Seattle Health Insurance Coverage Analysis

A review of American Community Survey (ACS) data on income of Seattle residents and its relevance to future medical insurance enrollment outreach actions.

The Problem

The goal of this research is to answer the following questions:

  • Where in Seattle are health insurance enrollment rates lowest?

  • Can income patterns help explain these deficits?

The answers to these queries relate to the work of city planners, elected officials, and public health advocates interested in closing any enrollment gaps.

Key Findings

Interactive Map

South Park stood out as a statistical outlier, as it contained the only census tract in the city with fewer than 78% of working-age residents enrolled (Figure 1). More broadly, the five census tracts with the lowest enrollment rates were all south of Downtown: South Park, North Delridge, Rainier Beach, Beacon Hill, and North Beacon Hill.

The Income Connection

Regression scatterplot
Figure 2

Neighborhoods with higher median incomes do tend to have higher insurance enrollment rates (Figure 2), though income alone accounts for only about a quarter of that difference. What it leaves unexplained is spatially random; the gaps that remain are scattered across the city rather than concentrated in any one area. Taken together, these findings point to a relationship that is meaningful but not absolute, and suggest that other contributing factors remain unexplored.

What This Could Mean

These findings identify regions that King County could target for increases in ACA Navigator resources and community partnerships. They enable further investigation into efficiency efforts on this front by way of prioritizing geographically contiguous neighborhoods with low enrollment rates. It must be mentioned that the results of this analysis are associative in nature, rather than causal.

Methodology Notes

The ACS survey dataset available from the City of Seattle's ArcGIS Data portal linked here contains detailed counts regarding both health insurance enrollment and income partitioned by census tracts. As of this case study's writing, it aggregates results from 2015 to 2024 and contains 2,867 records across 26 fields. During the cleaning process, the dataset was reduced to focus solely on figures from the 2020 5-Year estimates. This was an independent analysis conducted outside of any professional or academic assignment, using real and publicly available data.

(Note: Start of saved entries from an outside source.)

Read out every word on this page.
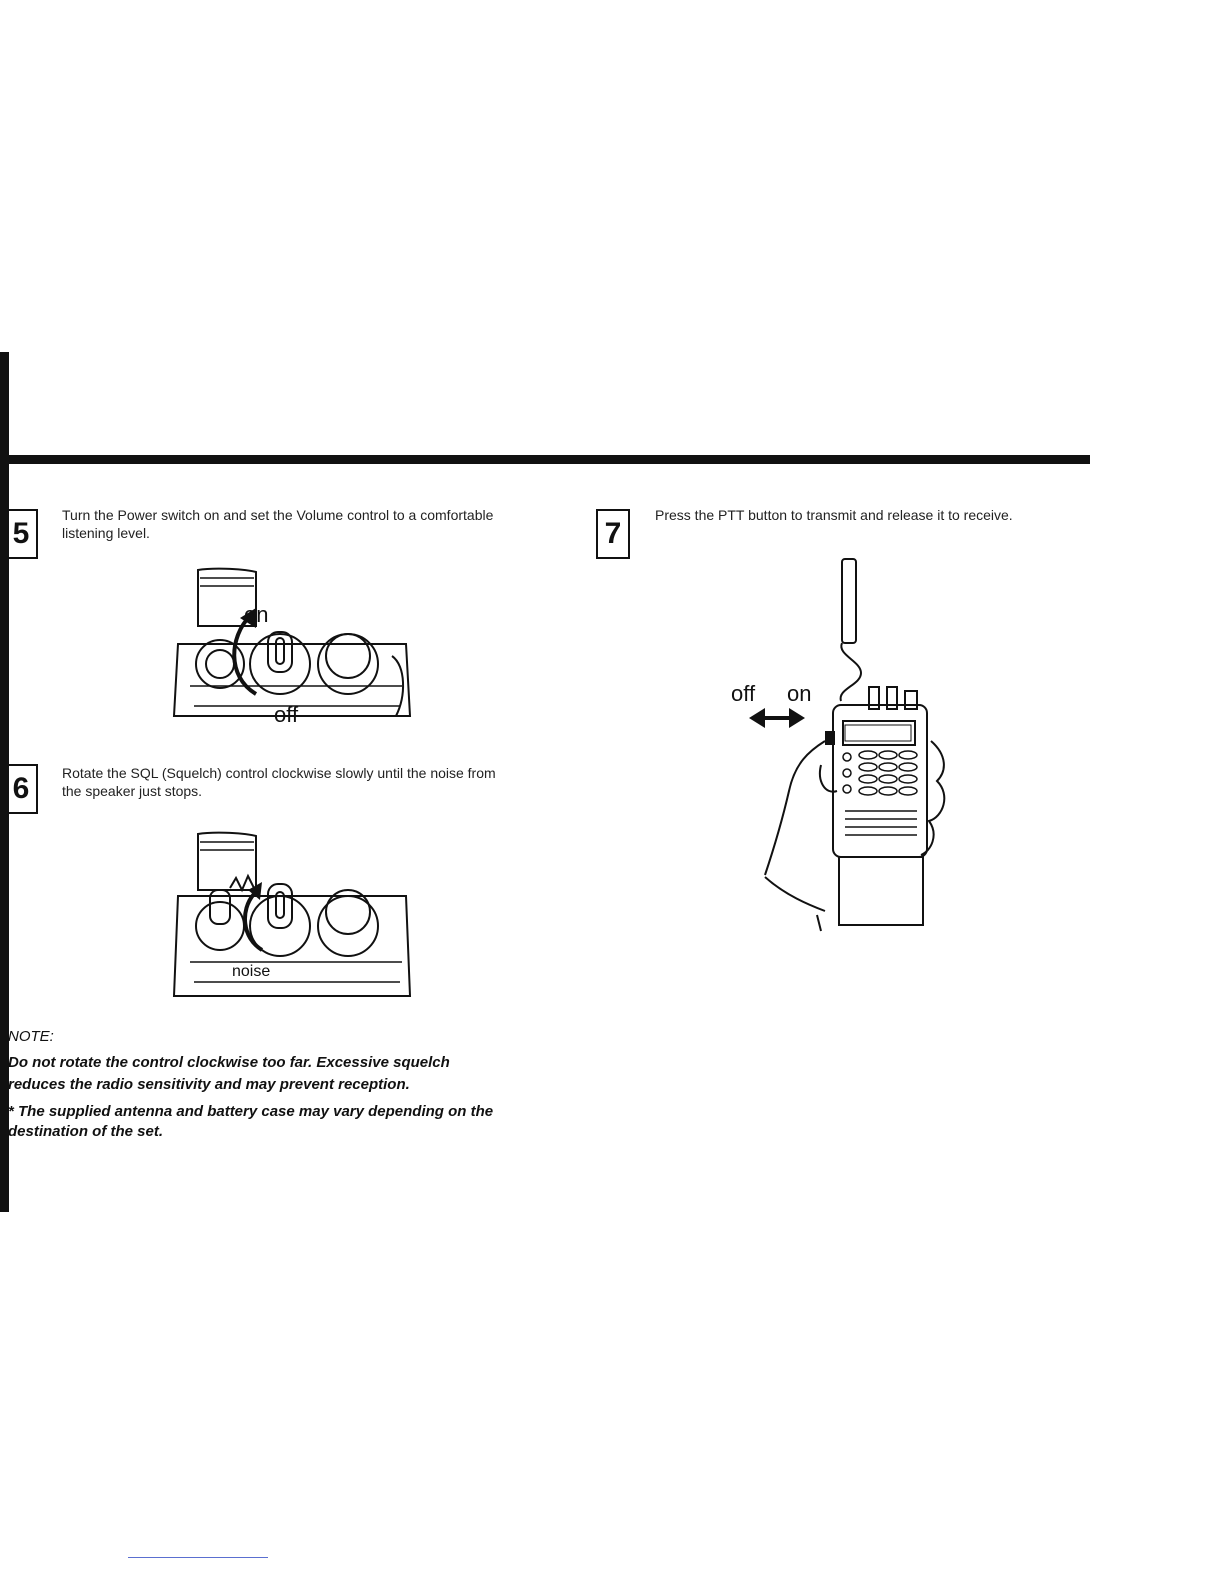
5
Turn the Power switch on and set the Volume control to a comfortable listening level.
on
off
6	Rotate the SQL (Squelch) control clockwise slowly until the noise from the speaker just stops.
noise
NOTE:
Do not rotate the control clockwise too far. Excessive squelch reduces the radio sensitivity and may prevent reception.
* The supplied antenna and battery case may vary depending on the destination of the set.
7
Press the PTT button to transmit and release it to receive.
off on
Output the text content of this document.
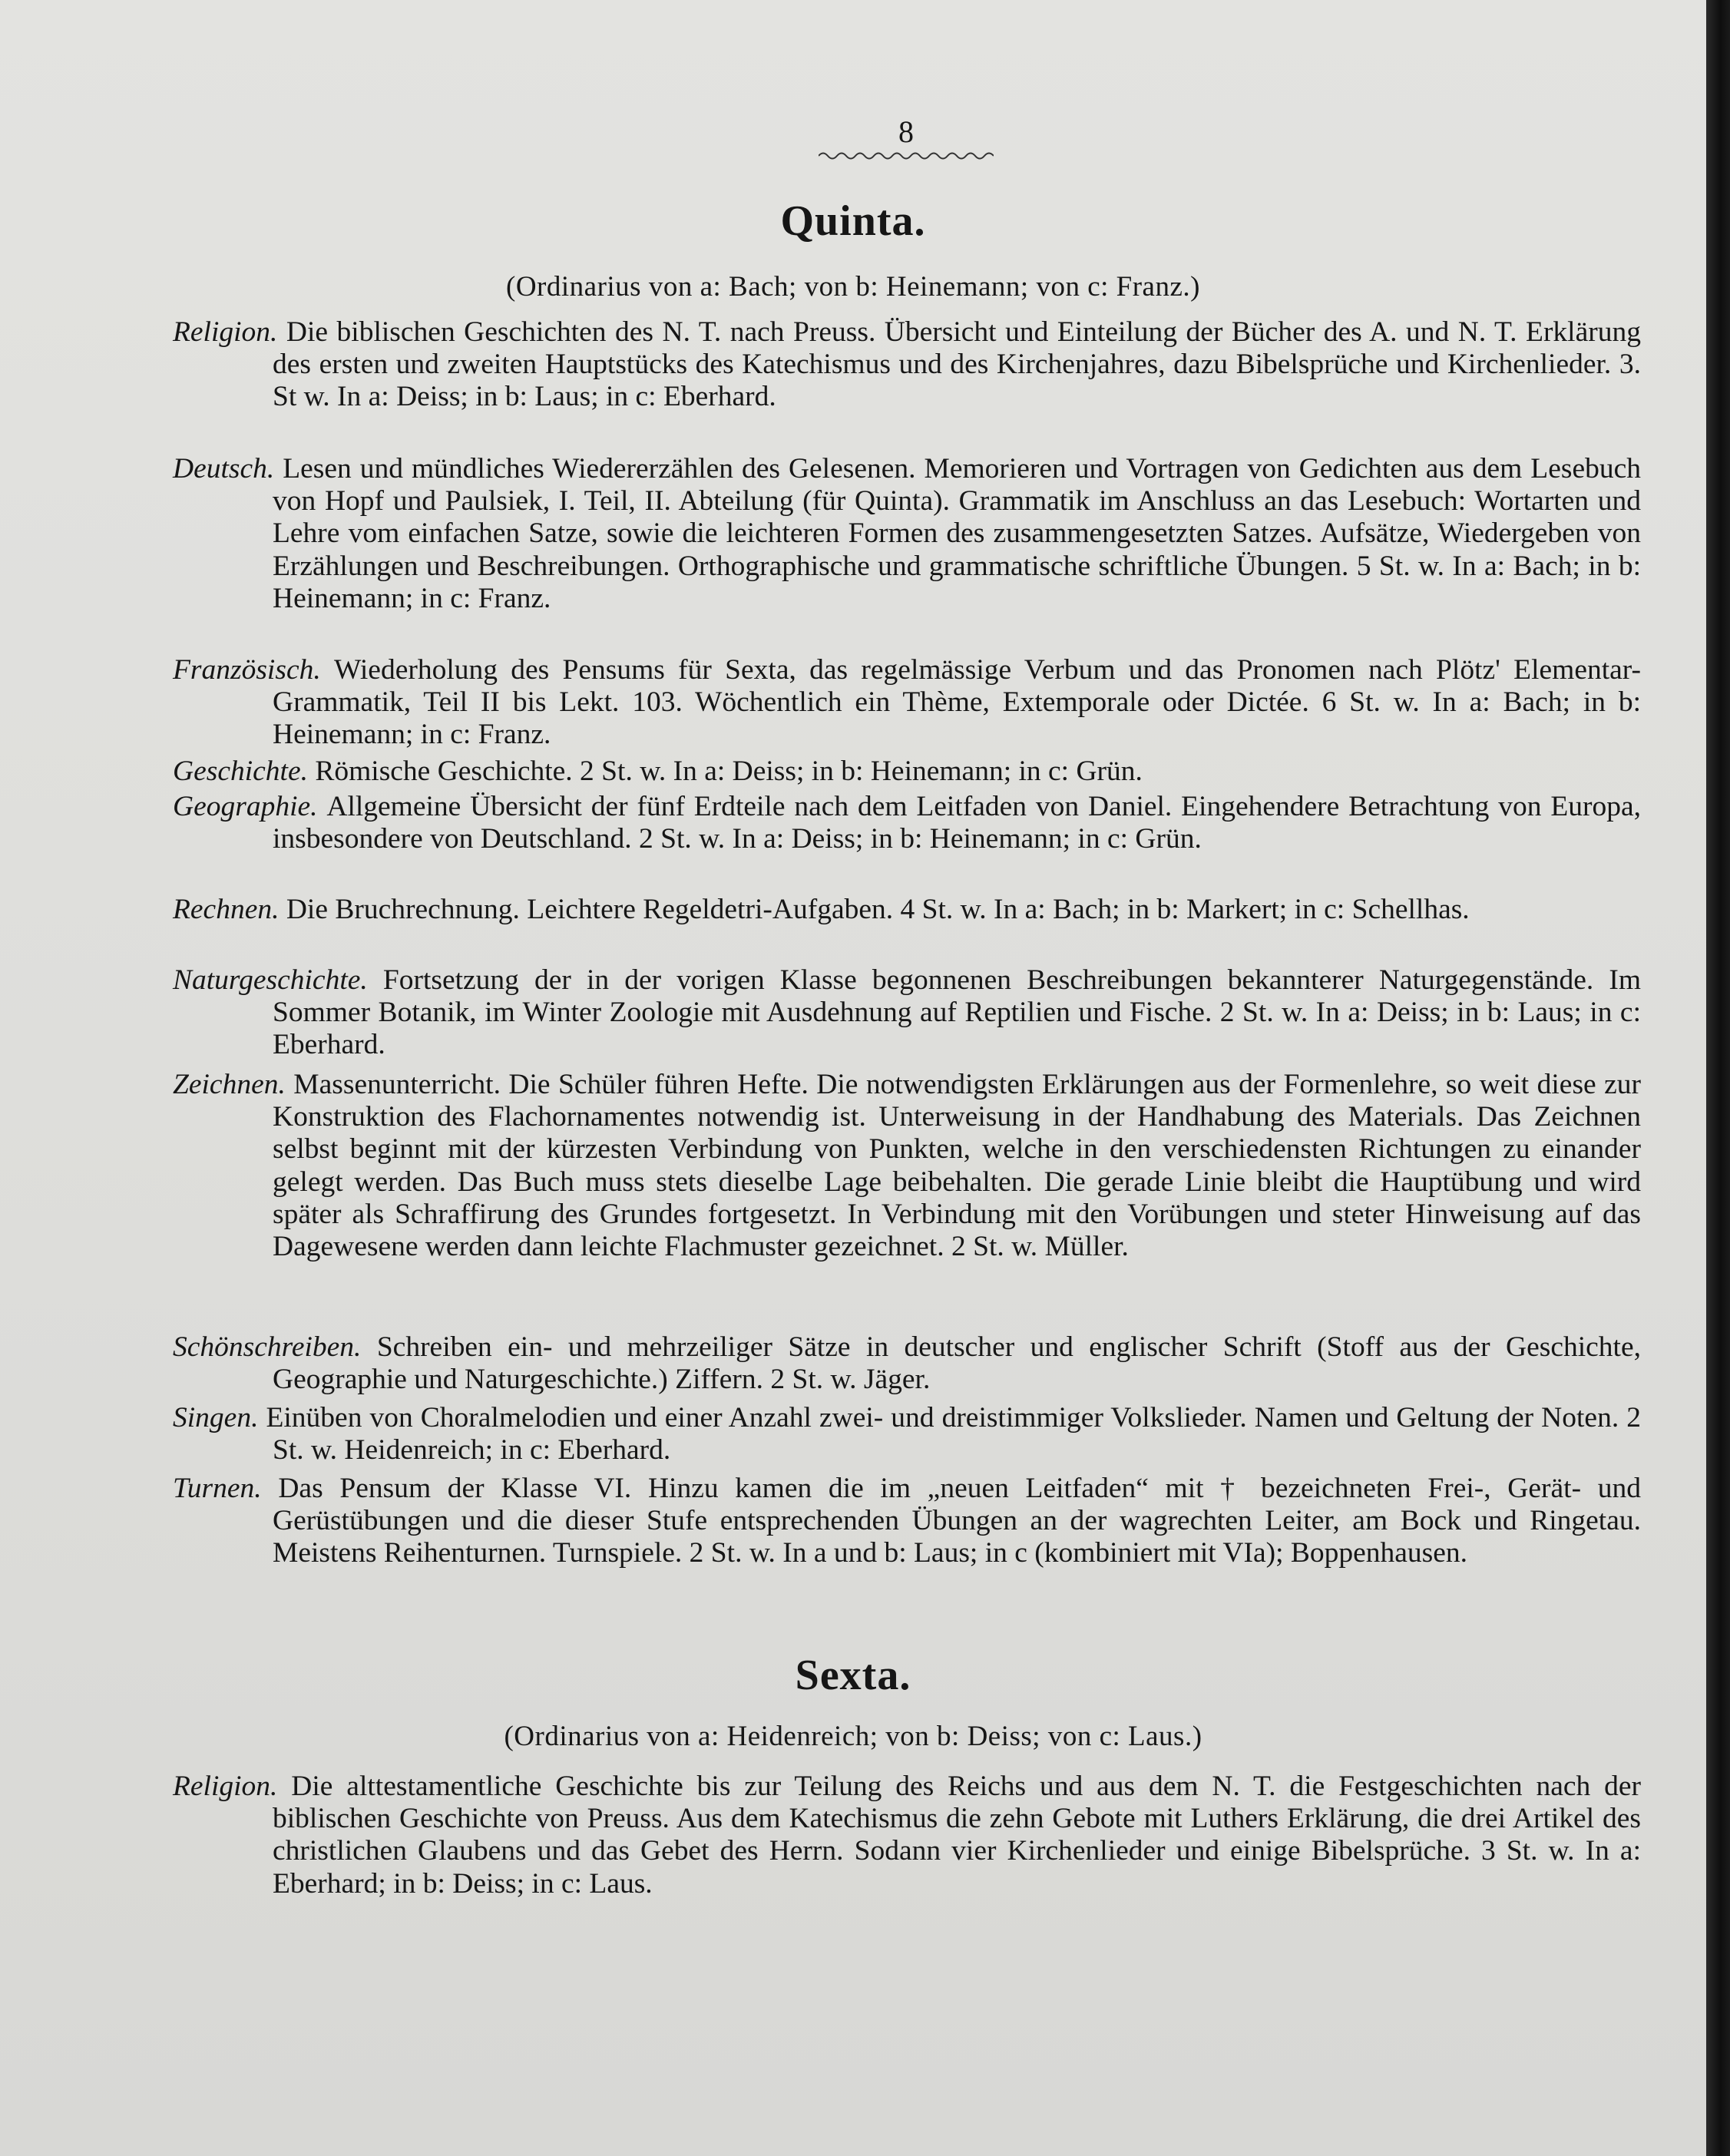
8
Quinta.
(Ordinarius von a: Bach; von b: Heinemann; von c: Franz.)
Religion. Die biblischen Geschichten des N. T. nach Preuss. Übersicht und Einteilung der Bücher des A. und N. T. Erklärung des ersten und zweiten Hauptstücks des Katechismus und des Kirchenjahres, dazu Bibelsprüche und Kirchenlieder. 3. St w. In a: Deiss; in b: Laus; in c: Eberhard.
Deutsch. Lesen und mündliches Wiedererzählen des Gelesenen. Memorieren und Vortragen von Gedichten aus dem Lesebuch von Hopf und Paulsiek, I. Teil, II. Abteilung (für Quinta). Grammatik im Anschluss an das Lesebuch: Wortarten und Lehre vom einfachen Satze, sowie die leichteren Formen des zusammengesetzten Satzes. Aufsätze, Wiedergeben von Erzählungen und Beschreibungen. Orthographische und grammatische schriftliche Übungen. 5 St. w. In a: Bach; in b: Heinemann; in c: Franz.
Französisch. Wiederholung des Pensums für Sexta, das regelmässige Verbum und das Pronomen nach Plötz' Elementar-Grammatik, Teil II bis Lekt. 103. Wöchentlich ein Thème, Extemporale oder Dictée. 6 St. w. In a: Bach; in b: Heinemann; in c: Franz.
Geschichte. Römische Geschichte. 2 St. w. In a: Deiss; in b: Heinemann; in c: Grün.
Geographie. Allgemeine Übersicht der fünf Erdteile nach dem Leitfaden von Daniel. Eingehendere Betrachtung von Europa, insbesondere von Deutschland. 2 St. w. In a: Deiss; in b: Heinemann; in c: Grün.
Rechnen. Die Bruchrechnung. Leichtere Regeldetri-Aufgaben. 4 St. w. In a: Bach; in b: Markert; in c: Schellhas.
Naturgeschichte. Fortsetzung der in der vorigen Klasse begonnenen Beschreibungen bekannterer Naturgegenstände. Im Sommer Botanik, im Winter Zoologie mit Ausdehnung auf Reptilien und Fische. 2 St. w. In a: Deiss; in b: Laus; in c: Eberhard.
Zeichnen. Massenunterricht. Die Schüler führen Hefte. Die notwendigsten Erklärungen aus der Formenlehre, so weit diese zur Konstruktion des Flachornamentes notwendig ist. Unterweisung in der Handhabung des Materials. Das Zeichnen selbst beginnt mit der kürzesten Verbindung von Punkten, welche in den verschiedensten Richtungen zu einander gelegt werden. Das Buch muss stets dieselbe Lage beibehalten. Die gerade Linie bleibt die Hauptübung und wird später als Schraffirung des Grundes fortgesetzt. In Verbindung mit den Vorübungen und steter Hinweisung auf das Dagewesene werden dann leichte Flachmuster gezeichnet. 2 St. w. Müller.
Schönschreiben. Schreiben ein- und mehrzeiliger Sätze in deutscher und englischer Schrift (Stoff aus der Geschichte, Geographie und Naturgeschichte.) Ziffern. 2 St. w. Jäger.
Singen. Einüben von Choralmelodien und einer Anzahl zwei- und dreistimmiger Volkslieder. Namen und Geltung der Noten. 2 St. w. Heidenreich; in c: Eberhard.
Turnen. Das Pensum der Klasse VI. Hinzu kamen die im „neuen Leitfaden“ mit † bezeichneten Frei-, Gerät- und Gerüstübungen und die dieser Stufe entsprechenden Übungen an der wagrechten Leiter, am Bock und Ringetau. Meistens Reihenturnen. Turnspiele. 2 St. w. In a und b: Laus; in c (kombiniert mit VIa); Boppenhausen.
Sexta.
(Ordinarius von a: Heidenreich; von b: Deiss; von c: Laus.)
Religion. Die alttestamentliche Geschichte bis zur Teilung des Reichs und aus dem N. T. die Festgeschichten nach der biblischen Geschichte von Preuss. Aus dem Katechismus die zehn Gebote mit Luthers Erklärung, die drei Artikel des christlichen Glaubens und das Gebet des Herrn. Sodann vier Kirchenlieder und einige Bibelsprüche. 3 St. w. In a: Eberhard; in b: Deiss; in c: Laus.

The geographic distribution of regression results was tested to confirm that the income findings were not an artifact of how neighborhoods happen to be arranged next to one another on the map.

All calculations were conducted using R. For technical details and process documentation, see the HTML Quarto notebook linked here or on the sidebar.

Future Directions

A natural next step would be re-running this study on more recent ACS data to see whether the geographic patterns have shifted post-pandemic. The dataset's multi-year scope would be conducive to studying change and trends in enrollment data over time. An alternate aggregation by city council district could prove to be useful for public health advocates wondering which elected officials should be prioritized for coalition-building.